Ich habe mich wahrlich nicht umsonst auf Hope gefreut, denn von allen drei weiblichen Hauptfiguren ist sie die, die mir charakterlich am ähnlichsten ist. Ich habe teilweise ganze Gedankenpassagen, ganze Dialoge zu lesen bekommen, in denen ich mich so wiedererkannt habe, dass es schon fast unheimlich war. Ohne Frage war damit Hope rasant mein absoluter Liebling, weil ich ihre Entscheidungen auch nachvollziehen konnte, weil ich sie genauso hätte treffen können. Doch dann kommt auch schon der Knackpunkt des Buchs ins Spiel, denn es geht eben nicht nur um Hope. Auftritt Scott. Schon in den Vorbänden war immer etwas zu Sänger PLY angedeutet worden, aber persönlich war er noch nicht in Erscheinung getreten. Mit „What if we Trust“ bekommt er nun einen gesamten Band, um sich zu präsentieren, aber irgendwie wollte es nicht klappen, dass er mich als Leserin abgeholt hat. In seinen ersten Szenen benimmt er sich völlig daneben und dann macht die Autorin leider auch den Fehler, dass sich viele Passagen aneinanderreihen, in denen Scott keinerlei Rolle spielt. Da geht es um Hope und ihre Fan Fiction, die veröffentlicht werden soll und nach ihrer Rückkehr in den Alltag ist da plötzlich eine Verbindung zwischen den beiden Figuren da.

Dieser Schritt hin zu den intensiven Gefühlen hat sich mir aber nicht erschlossen. Sie waren auf einmal da und plötzlich waren Hope und Scott eine unwiderrufliche Einheit. Auch wenn ich sagen muss, dass der Teil, in dem sie dann zusammen sind und wo Scotts Geschichte aufgearbeitet wird, einen echten thematischen Brocken hat, der auch mit viel Fingerspitzengefühl angegangen wird. Hier wird es emotional so tief, dass man nun alles sehr, sehr gut nachvollziehen kann. Da ärgert es mich doch umso mehr, dass diese Möglichkeit nicht schon früher bei Scott gegeben war, denn so ist leider ein wichtiger und entscheidender Teil des Buchs nicht clever gelöst worden. Weiterhin kommt dann hinzu, dass das Buch unheimlich lang ist für das Genre NA. Und dennoch habe ich gleich mehrere Aspekte, wo ich am Ende sagen muss, dass sie mir zu blass geblieben sind. Da ist zum Beispiel, dass bei Hope plötzlich auf den Tisch kommt, dass sie immer das Gefühl hatte, den Erwartungen ihrer Familie nicht gerecht zu werden. So schnell wie die Thematik auftauchte, war sie dann auch wieder verschwunden. Dann haben wir auch die gesamte Geschichte rund um Jenn, bei der ich auch nach der letzten Szene zwischen ihr und Hope das Gefühl hatte, dass mir ein entscheidender Teil vorenthalten wurde. Das bedeutet in der Konsequenz aber wieder, dass viele viele Seiten nicht konsequent genutzt wurden. Ganz ehrlich habe ich sogar gedacht, dass die Geschichte nach der ersten Versöhnung beendet sei, denn hier war doch einiges rund, aber dennoch kam noch mal ein ganzer Rucksack hinten drauf.

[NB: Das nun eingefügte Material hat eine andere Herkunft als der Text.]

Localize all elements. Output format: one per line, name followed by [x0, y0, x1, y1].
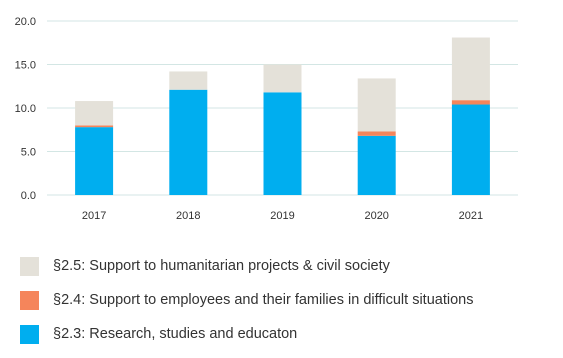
y-tick-label: 20.0	[15, 16, 36, 28]
bar-segment-2020-series-2	[357, 78, 396, 132]
bar-segment-2018-series-2	[169, 71, 208, 90]
bars	[75, 37, 490, 195]
y-tick-label: 10.0	[15, 103, 36, 115]
bar-segment-2020-series-1	[357, 131, 396, 136]
legend-swatch	[20, 290, 39, 310]
bar-segment-2021-series-1	[451, 100, 490, 105]
bar-segment-2017-series-0	[75, 127, 114, 195]
x-tick-label: 2019	[270, 210, 294, 222]
bar-segment-2020-series-0	[357, 135, 396, 195]
y-tick-label: 15.0	[15, 60, 36, 72]
bar-segment-2021-series-0	[451, 104, 490, 195]
bar-segment-2019-series-0	[263, 92, 302, 195]
legend-label: §2.4: Support to employees and their fam…	[53, 292, 474, 308]
legend-item: §2.3: Research, studies and educaton	[20, 324, 473, 344]
y-tick-label: 5.0	[21, 147, 36, 159]
legend-label: §2.3: Research, studies and educaton	[53, 326, 298, 342]
y-axis-ticks: 0.0 5.0 10.0 15.0 20.0	[15, 16, 36, 202]
bar-segment-2017-series-2	[75, 101, 114, 126]
bar-segment-2021-series-2	[451, 37, 490, 101]
x-tick-label: 2020	[364, 210, 388, 222]
bar-segment-2019-series-2	[263, 64, 302, 93]
legend-swatch	[20, 324, 39, 344]
x-axis-ticks: 2017 2018 2019 2020 2021	[82, 210, 483, 222]
legend: §2.5: Support to humanitarian projects &…	[20, 256, 473, 358]
bar-segment-2018-series-0	[169, 89, 208, 195]
stacked-bar-chart: 0.0 5.0 10.0 15.0 20.0 2017 2018 2019 2020 2021	[15, 16, 518, 222]
legend-item: §2.4: Support to employees and their fam…	[20, 290, 473, 310]
x-tick-label: 2018	[176, 210, 200, 222]
legend-label: §2.5: Support to humanitarian projects &…	[53, 258, 390, 274]
legend-swatch	[20, 256, 39, 276]
x-tick-label: 2021	[459, 210, 483, 222]
y-tick-label: 0.0	[21, 190, 36, 202]
bar-segment-2017-series-1	[75, 125, 114, 128]
legend-item: §2.5: Support to humanitarian projects &…	[20, 256, 473, 276]
x-tick-label: 2017	[82, 210, 106, 222]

Insgesamt bleibt bei mir so der Eindruck, dass die Geschichte von Hope und Scott letztlich zu sehr auf sein Leben in der Öffentlichkeit ausgerichtet wird. Da wird zwar jede Mininuance mitgenommen, aber oft auch so dramatisch, dass es sich an Emotionen und Entwicklungen nicht so gut hat gewichten lassen. Bei der ganzen Kritik möchte ich aber dennoch nicht den Endeindruck zulassen, dass ich das Buch nicht genossen hätte. Sprinz hat sich mit der Reihe wirklich eingeschrieben. Sie hat so definitiv ein Niveau gefunden, dass ich nur bewundern kann, weswegen jede weitere Reihe von ihr automatisch auf meiner Liste stehen wird.

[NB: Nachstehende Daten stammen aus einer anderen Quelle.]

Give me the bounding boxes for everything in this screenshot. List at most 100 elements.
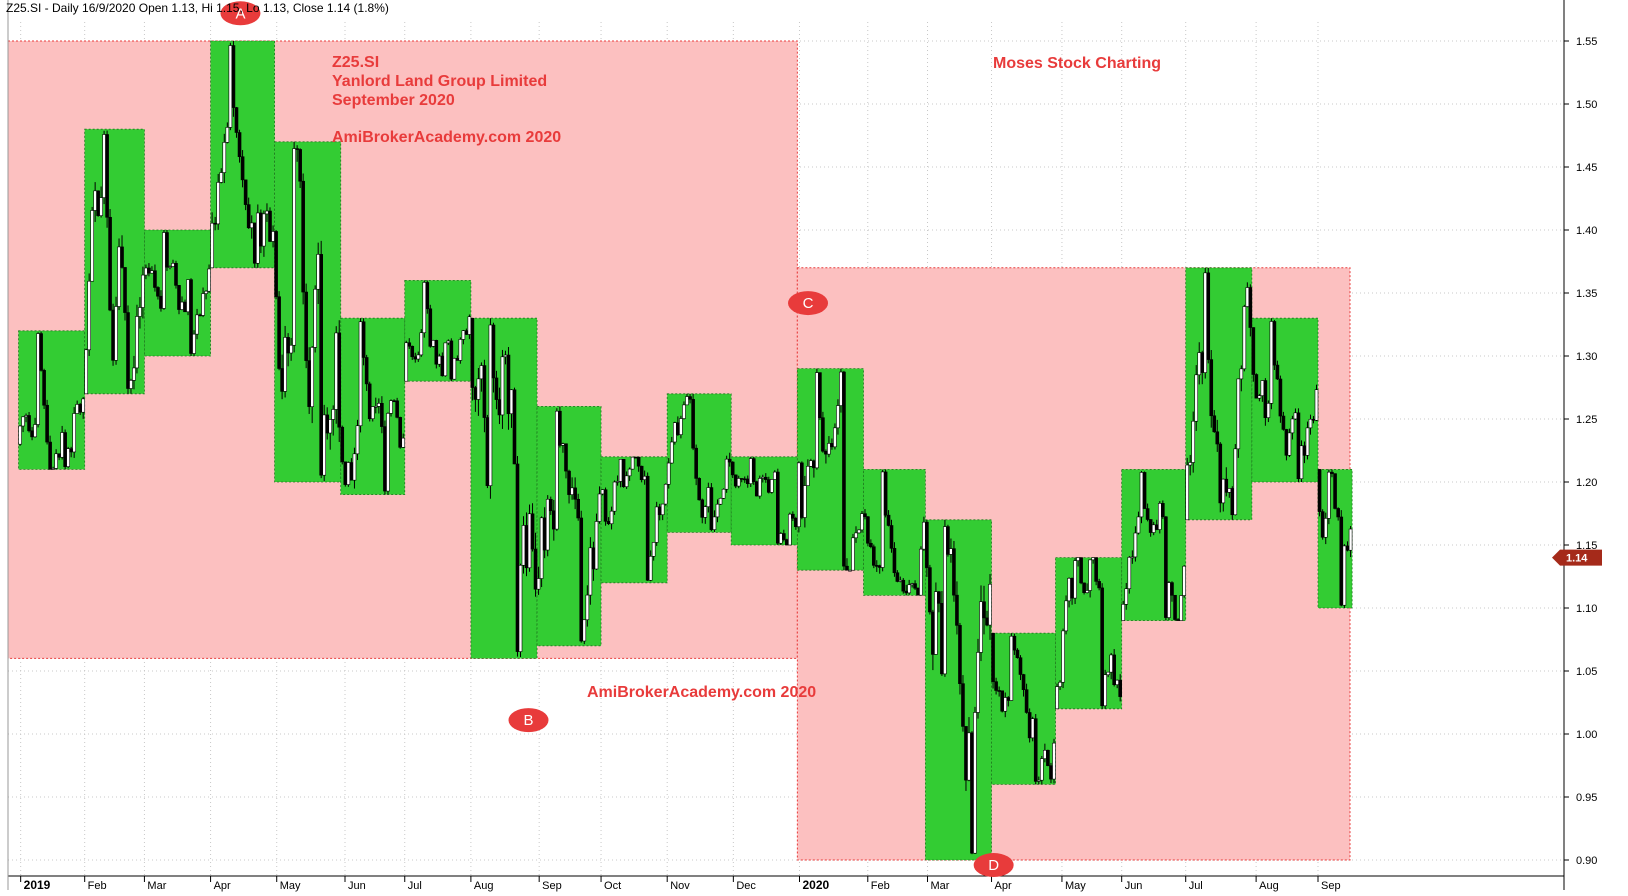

Fazit: „What if we Trust“ ist mir mit Hope thematisch sehr nahe, weil ich mich extrem in ihr wiedererkannt habe. Doch viel mehr bleibt in Erinnerung, dass ihre Liebesgeschichte zu Scott zunächst nicht in Gang kommt und dann zu schnell einem Feuerwerk entspricht. Es wird hier viel an Emotionen und Gefühlen ausgepackt, aber dennoch hat mir der Zwischenschritt gefehlt, all das wirklich mitfühlen zu können. Für ein sehr langes Buch gibt es auch einige inhaltliche Lücken. Also insgesamt wie immer ein Lesevergnügen, aber diesmal doch mit einigen Einschränkungen.